Claudio Neri, ItaliaOggi 20/11/2012, 20 novembre 2012
CIA IN RITARDO DI UNA RIVOLUZIONE
[Ora non deve colpire i terroristi ma capire dove va il mondo] –
È tempo di ripensare la Cia? Se lo chiede Walter Pincus in un editoriale pubblicato sul Washington Post. Pincus, giornalista specializzato in sicurezza nazionale, invita il presidente Obama a scegliere con grande attenzione il nuovo direttore della Cia e a ripensare il ruolo della principale agenzia di intelligence statunitense.
Negli ultimi dieci anni il contrasto al terrorismo qaedista ha costituito, infatti, la missione principale della Cia, un’attività cui l’Intelligence americana ha destinato le migliori e le più consistenti risorse umane e materiali.
Uno sforzo facilmente comprensibile, d’altronde, dato l’elevato livello della minaccia terroristica nel corso degli anni Novanta e Duemila.

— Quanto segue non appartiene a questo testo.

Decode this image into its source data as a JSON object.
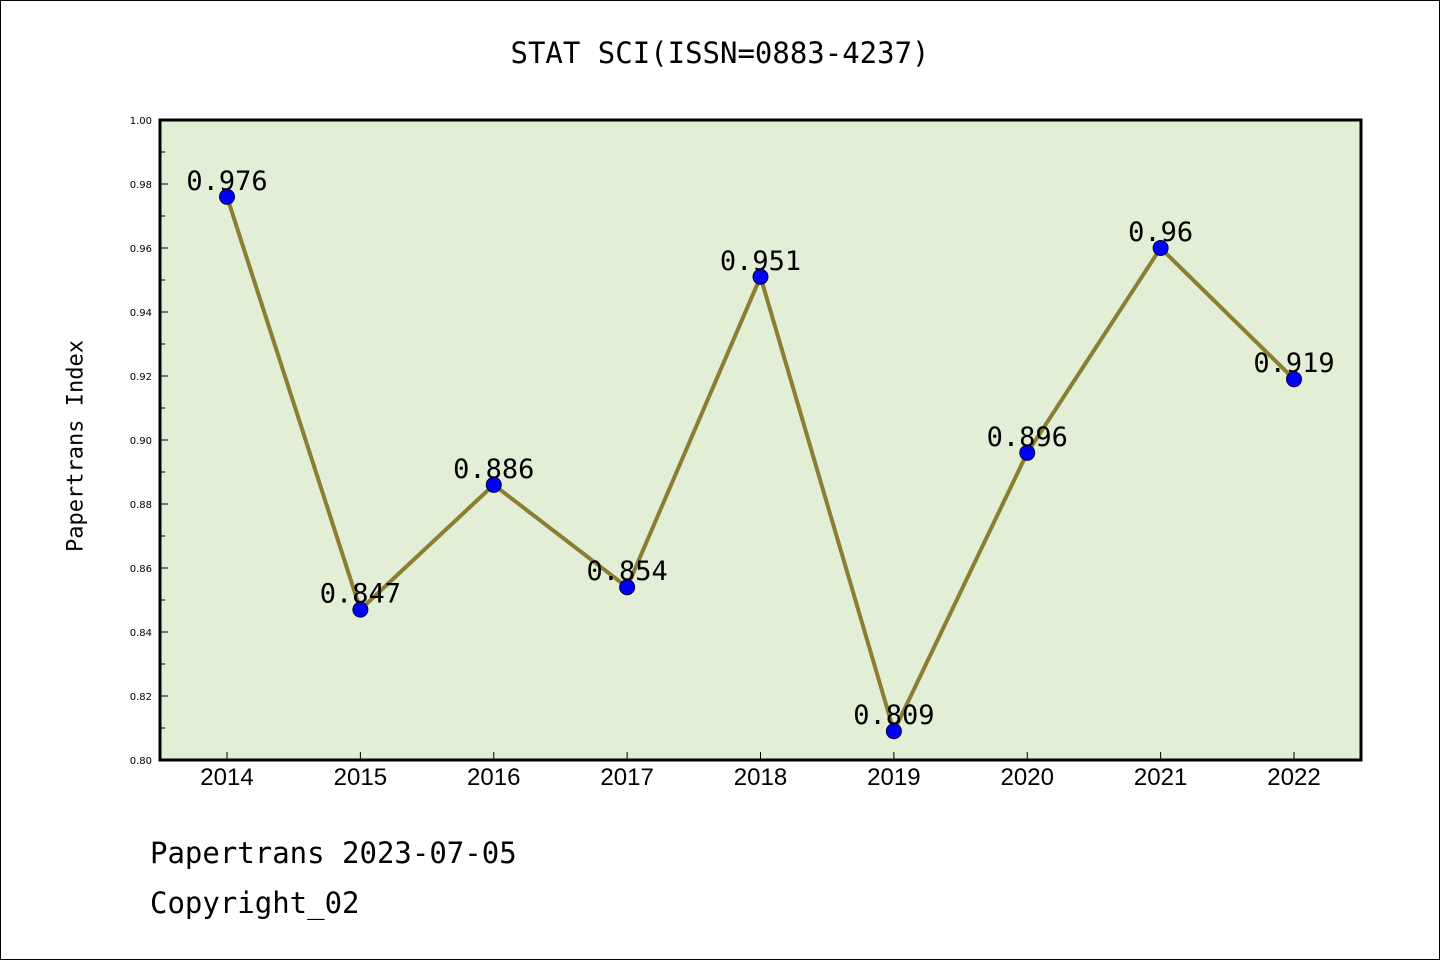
{
  "chart_data": {
    "type": "line",
    "title": "STAT SCI(ISSN=0883-4237)",
    "xlabel": "",
    "ylabel": "Papertrans Index",
    "categories": [
      "2014",
      "2015",
      "2016",
      "2017",
      "2018",
      "2019",
      "2020",
      "2021",
      "2022"
    ],
    "values": [
      0.976,
      0.847,
      0.886,
      0.854,
      0.951,
      0.809,
      0.896,
      0.96,
      0.919
    ],
    "data_labels": [
      "0.976",
      "0.847",
      "0.886",
      "0.854",
      "0.951",
      "0.809",
      "0.896",
      "0.96",
      "0.919"
    ],
    "ylim": [
      0.8,
      1.0
    ],
    "yticks": [
      "0.80",
      "0.82",
      "0.84",
      "0.86",
      "0.88",
      "0.90",
      "0.92",
      "0.94",
      "0.96",
      "0.98",
      "1.00"
    ],
    "grid": false,
    "legend": "none",
    "colors": {
      "line": "#8b7d32",
      "marker": "#0000ff",
      "plot_background": "#e2efd6",
      "axes": "#000000"
    }
  },
  "footer": {
    "date_text": "Papertrans 2023-07-05",
    "copyright_text": "Copyright_02"
  }
}
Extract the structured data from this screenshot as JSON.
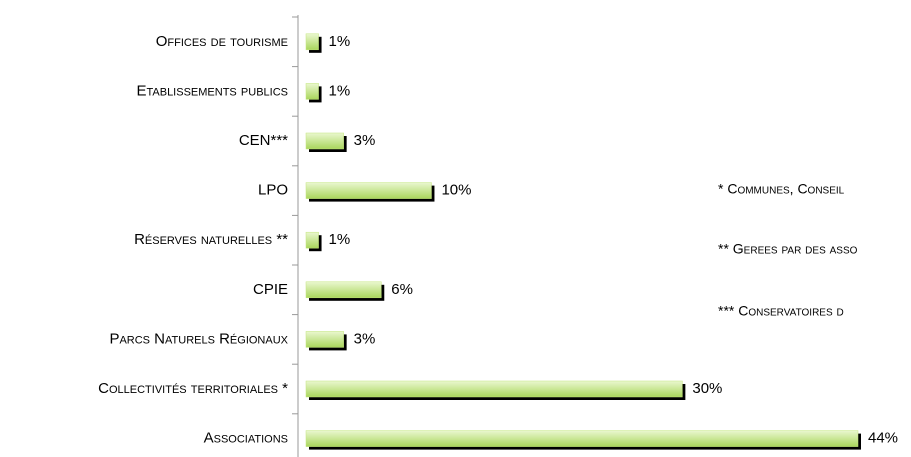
{
  "chart_data": {
    "type": "bar",
    "orientation": "horizontal",
    "categories": [
      "Offices de tourisme",
      "Etablissements publics",
      "CEN***",
      "LPO",
      "Réserves naturelles **",
      "CPIE",
      "Parcs Naturels Régionaux",
      "Collectivités territoriales *",
      "Associations"
    ],
    "values": [
      1,
      1,
      3,
      10,
      1,
      6,
      3,
      30,
      44
    ],
    "value_labels": [
      "1%",
      "1%",
      "3%",
      "10%",
      "1%",
      "6%",
      "3%",
      "30%",
      "44%"
    ],
    "color": "#c4e67e",
    "annotations": [
      "* Communes, Conseil",
      "** Gerees par des asso",
      "*** Conservatoires d"
    ]
  }
}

Eppure riuscire a rendere efficiente nel contro-terrorismo l’Intelligence community americana non è stato facile.
Nonostante fin dagli anni Novanta il terrorismo jihadista fosse diventato la minaccia principale per gli Stati Uniti, avendo colpito pesantemente sia in patria (primo attacco alle Torri Gemelle, 23 febbraio 1993, 6 morti) che all’estero (attacchi simultanei alle ambasciate di Nairobi e Dar es Salaam, 7 agosto 1998, 223 morti; attacco all’incrociatore Uss Cole, 12 ottobre 2000, 17 morti), è stato solo dopo lo choc dell’11 settembre, e peraltro con moltissime difficoltà, che si riuscì con successo a riorientare verso il contro-terrorismo un sistema di intelligence che, in modo quasi inerziale, era ancora organizzato secondo criteri e priorità propri della «guerra fredda». Fu questo fallimento nell’adeguare per tempo l’apparato di intelligence che rese cieca la sicurezza nazionale americana impedendole di sventare il complotto qaedista del 2001.
Il pericolo che grava sull’Intelligence community adesso è identico a quello degli anni Novanta: non riuscire a riorganizzarsi in tempo per affrontare le vere sfide strategiche.
In un contesto internazionale nel quale il terrorismo, pur presente e pericoloso, è molto meno aggressivo del passato è necessario, affermano Pincus e altri esperti di intelligence, che la Cia riveda le proprie priorità e torni ad essere ciò per cui è stata istituita: l’agenzia di intelligence strategica degli Stati Uniti.
È questo, difatti, storicamente il suo core business: raccogliere i segreti del mondo per supportare il processo decisionale di Washington piuttosto che individuare e uccidere terroristi.
Il pericolo, quindi, è che la Cia perda nuovamente il treno e, distratta dal contro-terrorismo (in particolare dagli sforzi tattici del cosiddetto «targeting»), non abbia risorse adeguate per svolgere attività di spionaggio ad alto valore strategico, penetrando, per esempio, i segreti nucleari di Teheran o quelli della leadership cinese, implementando grandi operazioni di influenza, analizzando correttamente i complessi scenari strategici. Sarebbe questo un nuovo fallimento dell’Intelligence americana. Più grave, forse, di quello dell’11 settembre perché solo gli stati dotati di un’efficiente intelligence strategica saranno in grado di competere con successo, politicamente ed economicamente, nel XXI secolo.
Attenzione, però, se questo è vero per la superpotenza statunitense lo è ancora di più per «medie-potenze» come l’Italia, strutturalmente dotate di minori risorse per operare sul piano internazionale e di minori spazi di manovra e per le quali disporre di una buona intelligence strategica, soprattutto per gli aspetti previsionali che normalmente la caratterizzano, è letteralmente vitale.